Resta verificar se, no caso específico da consulta, o direito de uso da marca pode ser considerado insumo sob as premissas definidas pelo STJ no já mencionado REsp 1221.170-PR, julgado sob a sistemática de recurso repetitivo:
O conceito de insumo deve ser aferido à luz dos critérios da essencialidade ou relevância, vale dizer, considerando-se a imprescindibilidade ou a importância de determinado item - bem ou serviço - para o desenvolvimento da atividade econômica desempenhada pelo contribuinte.
Nesse sentido, cabem as seguintes ponderações da Ministra Regina Helena Costa no voto condutor do resultado do julgamento:
Demarcadas tais premissas, tem-se que o critério da essencialidade diz com o item do qual dependa, intrínseca e fundamentalmente, o produto ou o serviço, constituindo elemento estrutural e inseparável do processo produtivo ou da execução do serviço, ou, quando menos, a sua falta lhes prive de qualidade, quantidade e/ou suficiência. Por sua vez, a relevância, considerada como critério definidor de insumo, é identificável no item cuja finalidade, embora não indispensável à elaboração do próprio produto ou à prestação do serviço, integre o processo de produção, seja pelas singularidades de cada cadeia produtiva seja pelas singularidades de cada cadeia produtiva [...], seja por imposição legal [...].
[...]
Como visto, consoante os critérios da essencialidade e relevância, acolhidos pela jurisprudência desta Corte e adotados pelo CARF, há que se analisar, casuisticamente, se o que se pretende seja considerado insumo é essencial ou de relevância para o processo produtivo ou à atividade desenvolvida pela empresa.

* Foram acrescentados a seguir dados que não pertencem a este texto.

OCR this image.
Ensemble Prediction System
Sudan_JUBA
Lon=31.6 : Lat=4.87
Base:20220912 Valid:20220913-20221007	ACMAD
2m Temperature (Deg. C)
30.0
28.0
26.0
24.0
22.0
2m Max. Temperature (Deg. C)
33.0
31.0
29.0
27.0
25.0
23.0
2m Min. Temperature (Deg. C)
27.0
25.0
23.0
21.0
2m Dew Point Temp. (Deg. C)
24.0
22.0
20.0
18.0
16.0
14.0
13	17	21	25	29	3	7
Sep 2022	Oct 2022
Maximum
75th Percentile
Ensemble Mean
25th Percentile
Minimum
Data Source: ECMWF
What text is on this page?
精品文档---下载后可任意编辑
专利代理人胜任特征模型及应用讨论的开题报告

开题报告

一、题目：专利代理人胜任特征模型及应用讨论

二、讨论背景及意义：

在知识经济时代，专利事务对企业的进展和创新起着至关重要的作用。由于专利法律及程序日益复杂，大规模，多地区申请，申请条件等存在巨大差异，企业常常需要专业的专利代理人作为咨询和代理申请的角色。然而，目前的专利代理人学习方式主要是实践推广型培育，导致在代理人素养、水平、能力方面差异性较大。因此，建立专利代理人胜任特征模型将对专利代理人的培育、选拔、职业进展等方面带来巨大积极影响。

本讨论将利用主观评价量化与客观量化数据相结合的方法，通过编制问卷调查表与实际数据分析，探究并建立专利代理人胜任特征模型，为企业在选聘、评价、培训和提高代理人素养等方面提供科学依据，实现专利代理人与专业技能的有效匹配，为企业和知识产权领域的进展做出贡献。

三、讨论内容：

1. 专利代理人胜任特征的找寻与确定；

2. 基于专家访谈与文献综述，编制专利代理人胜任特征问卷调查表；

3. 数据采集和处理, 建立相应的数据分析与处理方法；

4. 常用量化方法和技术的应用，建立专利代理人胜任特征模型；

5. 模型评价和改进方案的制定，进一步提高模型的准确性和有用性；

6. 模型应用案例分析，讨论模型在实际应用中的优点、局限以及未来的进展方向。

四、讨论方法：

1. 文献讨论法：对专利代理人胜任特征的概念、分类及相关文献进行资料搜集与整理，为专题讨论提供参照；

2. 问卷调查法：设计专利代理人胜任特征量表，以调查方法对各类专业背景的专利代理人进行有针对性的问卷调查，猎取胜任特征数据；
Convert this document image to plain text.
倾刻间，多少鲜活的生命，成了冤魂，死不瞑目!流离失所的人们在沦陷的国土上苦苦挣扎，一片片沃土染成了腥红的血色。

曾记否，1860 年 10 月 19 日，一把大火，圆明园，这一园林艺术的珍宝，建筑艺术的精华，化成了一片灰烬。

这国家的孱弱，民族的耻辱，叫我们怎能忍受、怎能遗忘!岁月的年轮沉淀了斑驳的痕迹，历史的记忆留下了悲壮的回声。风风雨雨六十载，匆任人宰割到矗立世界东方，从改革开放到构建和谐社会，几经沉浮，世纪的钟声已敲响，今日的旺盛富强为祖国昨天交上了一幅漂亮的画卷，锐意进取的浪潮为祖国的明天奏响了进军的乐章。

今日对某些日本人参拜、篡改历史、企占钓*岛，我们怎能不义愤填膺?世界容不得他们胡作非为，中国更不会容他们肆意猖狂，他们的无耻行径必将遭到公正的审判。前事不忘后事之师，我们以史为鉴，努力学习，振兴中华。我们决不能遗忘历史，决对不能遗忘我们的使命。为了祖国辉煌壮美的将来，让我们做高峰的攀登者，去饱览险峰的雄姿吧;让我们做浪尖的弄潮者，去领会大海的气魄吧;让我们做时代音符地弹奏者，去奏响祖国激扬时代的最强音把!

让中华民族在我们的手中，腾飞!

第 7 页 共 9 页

Ao se analisar o contexto fático da solução de consulta, verifica-se que a Consulente é fabricante de um tipo específico de brinquedo, que apenas pode ser fabricado e lançado no mercado se contar com a autorização dos detentores dos direitos autorais da marca utilizada no produto.
Para fins de ilustração, se o fabricante optar por produzir bonecos do Spiderman, tal intento somente será possível com a autorização da Marvel Studios, sob o risco de responsabilização na esfera civil e, eventualmente, até na criminal.
Os royalties pagos pelo uso de tais direitos, portanto, possuem importante papel na atividade que a empresa se propõe a realizar, estando a marca licenciada intrínseca e fundamentalmente vinculada ao produto.
Tal gasto, portanto, é elemento estrutural do processo produtivo, sem o qual a empresa sequer pode desempenhar sua atividade (essencial) ou, quando menos, imposição legal prevista na legislação que regula a propriedade intelectual (relevante).
Diante do exposto, é de se concluir que os royalties pagos pelo uso de direitos autorais para fabricação de produtos licenciados geram direito ao crédito de PIS e COFINS sob o regime não cumulativo.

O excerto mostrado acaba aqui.